Hughes (1993) argued that when the experimenter lengthens one row, the child assumes that the post-transformation question is to do with the length, rather than the quantity. Hughes (1993) argues that this could explain why children fail to the task, although they can conserve. Rose and Blank (1974) avoided this issue by asking only the transformation question. They displayed counters one to one correspondence, and asked children to attend to the transformation itself. Under these conditions, most 6 year olds responded correctly, indicating that they could indeed conserve. However, the results of this research have proved difficult to replicate. It has been suggested that variability could be due to memory factors. For example, not asking a pre-transformation question may lead to the child’s inability to remember the original array. Therefore, are infant studies of the development of numerical knowledge, finding out more about the development or use of memory?
Moore and Fry (1986) found evidence that for numbers up to 7; children tend to be distracted by the teddy. This leads them to judge the post-transformation array according to its appearance, or to strategies of such as counting, subsidizing and length. One way of avoiding the potential misleading effects of the teddy in McGarrigle and Donaldson’s (1975) experiment is to make the transformation ‘incidental’ rather than ‘accidental’. This was the basic idea behind the experiment conducted by Light, Buckingham and Robbins (1979). They constructed a conservation task around a game to be played with pasta shells by pairs of children.

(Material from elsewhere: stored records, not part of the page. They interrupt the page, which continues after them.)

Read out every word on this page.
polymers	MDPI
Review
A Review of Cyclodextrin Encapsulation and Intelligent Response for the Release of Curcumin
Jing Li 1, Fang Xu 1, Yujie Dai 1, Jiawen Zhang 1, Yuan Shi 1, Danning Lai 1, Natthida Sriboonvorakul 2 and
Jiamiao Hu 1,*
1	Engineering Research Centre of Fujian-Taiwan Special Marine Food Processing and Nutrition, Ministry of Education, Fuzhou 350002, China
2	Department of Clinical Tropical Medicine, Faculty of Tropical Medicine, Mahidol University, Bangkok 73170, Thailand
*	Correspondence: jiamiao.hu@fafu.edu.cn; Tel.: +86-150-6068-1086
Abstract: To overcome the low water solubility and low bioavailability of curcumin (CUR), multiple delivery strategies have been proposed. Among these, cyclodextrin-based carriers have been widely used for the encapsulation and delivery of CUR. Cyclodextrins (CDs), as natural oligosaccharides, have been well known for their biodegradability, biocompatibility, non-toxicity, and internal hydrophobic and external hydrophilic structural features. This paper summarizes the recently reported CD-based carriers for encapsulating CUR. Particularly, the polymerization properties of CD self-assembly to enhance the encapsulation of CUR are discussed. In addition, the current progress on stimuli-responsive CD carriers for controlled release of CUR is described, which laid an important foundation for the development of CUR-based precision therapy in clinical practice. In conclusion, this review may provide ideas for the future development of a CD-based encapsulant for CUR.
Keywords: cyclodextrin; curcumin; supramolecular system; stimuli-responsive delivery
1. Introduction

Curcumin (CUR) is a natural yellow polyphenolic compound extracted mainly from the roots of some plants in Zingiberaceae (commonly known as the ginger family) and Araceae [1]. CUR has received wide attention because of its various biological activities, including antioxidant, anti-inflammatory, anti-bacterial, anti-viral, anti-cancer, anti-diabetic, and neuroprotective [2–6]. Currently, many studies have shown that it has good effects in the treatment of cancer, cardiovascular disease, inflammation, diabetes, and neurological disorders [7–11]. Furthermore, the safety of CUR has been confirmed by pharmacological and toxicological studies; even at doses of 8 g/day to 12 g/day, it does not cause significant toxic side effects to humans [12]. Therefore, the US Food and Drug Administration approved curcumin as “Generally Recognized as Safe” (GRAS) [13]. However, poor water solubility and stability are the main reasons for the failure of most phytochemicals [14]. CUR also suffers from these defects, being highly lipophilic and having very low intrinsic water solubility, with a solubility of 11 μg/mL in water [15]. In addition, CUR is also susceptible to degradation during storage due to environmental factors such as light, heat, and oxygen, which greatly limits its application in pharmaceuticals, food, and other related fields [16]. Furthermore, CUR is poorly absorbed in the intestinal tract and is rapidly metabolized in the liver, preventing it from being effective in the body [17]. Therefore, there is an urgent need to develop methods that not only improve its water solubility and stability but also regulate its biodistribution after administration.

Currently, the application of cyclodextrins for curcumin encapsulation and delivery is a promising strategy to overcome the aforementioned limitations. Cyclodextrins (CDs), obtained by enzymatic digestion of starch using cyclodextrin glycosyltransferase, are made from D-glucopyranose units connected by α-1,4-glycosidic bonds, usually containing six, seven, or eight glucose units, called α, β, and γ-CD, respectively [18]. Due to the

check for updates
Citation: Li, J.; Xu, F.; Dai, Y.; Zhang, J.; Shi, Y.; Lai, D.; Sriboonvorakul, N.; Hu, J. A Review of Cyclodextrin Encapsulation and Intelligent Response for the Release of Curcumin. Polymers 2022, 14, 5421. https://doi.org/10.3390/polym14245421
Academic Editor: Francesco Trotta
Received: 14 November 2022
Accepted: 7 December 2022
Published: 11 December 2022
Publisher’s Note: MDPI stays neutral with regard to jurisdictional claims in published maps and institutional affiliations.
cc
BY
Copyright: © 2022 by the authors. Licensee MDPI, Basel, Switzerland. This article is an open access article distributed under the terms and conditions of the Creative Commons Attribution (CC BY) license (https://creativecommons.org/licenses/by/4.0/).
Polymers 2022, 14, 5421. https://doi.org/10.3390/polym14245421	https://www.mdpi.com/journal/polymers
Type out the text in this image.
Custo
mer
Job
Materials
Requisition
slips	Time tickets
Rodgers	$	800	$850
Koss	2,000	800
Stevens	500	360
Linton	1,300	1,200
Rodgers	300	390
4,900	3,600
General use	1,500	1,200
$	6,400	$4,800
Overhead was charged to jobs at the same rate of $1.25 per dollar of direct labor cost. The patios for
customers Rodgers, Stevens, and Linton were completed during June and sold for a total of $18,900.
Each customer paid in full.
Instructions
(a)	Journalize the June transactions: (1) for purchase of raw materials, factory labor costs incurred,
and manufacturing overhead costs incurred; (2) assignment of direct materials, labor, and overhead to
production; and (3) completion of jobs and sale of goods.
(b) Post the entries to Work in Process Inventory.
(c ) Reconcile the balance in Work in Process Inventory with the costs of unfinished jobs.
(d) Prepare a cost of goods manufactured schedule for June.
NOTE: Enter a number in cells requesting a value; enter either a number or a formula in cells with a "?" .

A highly believable reason was given, for the need to transfer the pasta shells from one container to the other, (i.e. that the containers was damaged). The results were very similar to the McGarrigle and Donaldson’s experiment. This implies that the accidental transformation had not infact mislead the children into not considering the pre-transformation array. One way for accounting for the differences between the two researchers results is to argue that both the accidental and incidental conditions biased children away from considering the pre-transformation array. Therefore, is this implying that incidental and accidental transformations artificially lead the children towards conserving responses? Therefore, if this is true, then it is questionable as to whether the conservation task adequately informs us about the development of numerical knowledge.